Doha Talks See Taliban Urging US to Release Frozen Funds

As aid-dependent Afghanistan grapples with an economic crisis, the Taliban renewed its calls for the United States to release billions of dollars in frozen funds.

Following the withdrawal from Afghanistan, Washington seized nearly $9.5 billion of the Afghan central bank’s assets and funds while the IMF and the World Bank, which also suspended activities in Afghanistan, have put on hold the aid as well as $340 million in new reserves the IMF issued in August.

During the two days of talks in Doha led by the US special representative for Afghanistan, Tom West, and the Taliban Foreign Minister Amir Khan Muttaqi, the Afghans also called for the blacklisting and sanctions to end.

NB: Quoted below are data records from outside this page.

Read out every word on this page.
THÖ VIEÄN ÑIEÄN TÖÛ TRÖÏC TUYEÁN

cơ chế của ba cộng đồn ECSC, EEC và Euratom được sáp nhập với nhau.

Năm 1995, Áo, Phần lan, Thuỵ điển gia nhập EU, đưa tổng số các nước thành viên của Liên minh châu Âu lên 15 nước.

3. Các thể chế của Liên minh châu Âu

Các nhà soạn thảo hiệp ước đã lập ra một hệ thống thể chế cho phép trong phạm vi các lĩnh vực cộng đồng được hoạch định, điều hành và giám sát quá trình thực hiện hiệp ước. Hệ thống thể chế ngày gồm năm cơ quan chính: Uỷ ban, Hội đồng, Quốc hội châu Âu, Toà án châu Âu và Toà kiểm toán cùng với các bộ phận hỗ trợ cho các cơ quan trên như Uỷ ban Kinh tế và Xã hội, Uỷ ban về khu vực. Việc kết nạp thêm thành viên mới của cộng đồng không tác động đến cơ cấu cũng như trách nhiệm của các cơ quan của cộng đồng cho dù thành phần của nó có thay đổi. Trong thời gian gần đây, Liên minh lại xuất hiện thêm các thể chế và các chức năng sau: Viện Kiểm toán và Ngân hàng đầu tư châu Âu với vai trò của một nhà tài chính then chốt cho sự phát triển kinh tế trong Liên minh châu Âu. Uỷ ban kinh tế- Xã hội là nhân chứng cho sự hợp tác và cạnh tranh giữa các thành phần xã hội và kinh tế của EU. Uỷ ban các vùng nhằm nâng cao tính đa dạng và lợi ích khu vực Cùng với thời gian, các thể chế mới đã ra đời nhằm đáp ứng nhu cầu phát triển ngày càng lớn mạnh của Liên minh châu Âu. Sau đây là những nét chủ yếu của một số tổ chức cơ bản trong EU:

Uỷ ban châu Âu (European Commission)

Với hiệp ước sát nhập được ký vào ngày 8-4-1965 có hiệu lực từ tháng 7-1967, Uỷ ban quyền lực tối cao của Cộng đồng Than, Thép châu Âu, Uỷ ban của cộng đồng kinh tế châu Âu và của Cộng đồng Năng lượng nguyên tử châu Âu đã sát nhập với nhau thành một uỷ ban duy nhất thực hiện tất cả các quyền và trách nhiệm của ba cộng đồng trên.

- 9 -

It resulted in an effective collapse of the Afghan economy and warnings from the UN that more than half the population, or around 22 million people, will face an acute food shortage during the winter.

Afghan foreign ministry spokesman Abdul Qahar Balkhi tweeted after the meetings that they assured the US side of security and demanded unconditional release of Afghanistan’s frozen money as well as separating the human issues from the political ones.

The State Department spokesman Ned Price said in a statement that the US delegation’s demand list was quite long, noting that the Taliban were called to deliver its promises.

They were reminded of its obligations not to allow anyone to pose a threat to any country from the soil of Afghanistan, to allow safe passage for US citizens, to protect the rights of all of Afghanistan’s citizens, including its girls, women, and minorities, and the safe release of hostage Mark Frerichs, who was kidnapped in Afghanistan in February last year.

The statement also adds that the US remains committed to ensuring that its sanctions do not limit the humanitarian support for the Afghan civilians from the US government and international community.

In line with that, the Treasury Department has issued general licenses to support the continued flow of humanitarian assistance and other activities that support the basic human needs of Afghans.

The second round of talks between the US and the hard-line Islamists in Qatar since the end of the 20-year US occupation of Afghanistan has seen the delegations discussing providing necessary banking and cash facilities as well as the political, economic, human, health, education, and security issues in the country.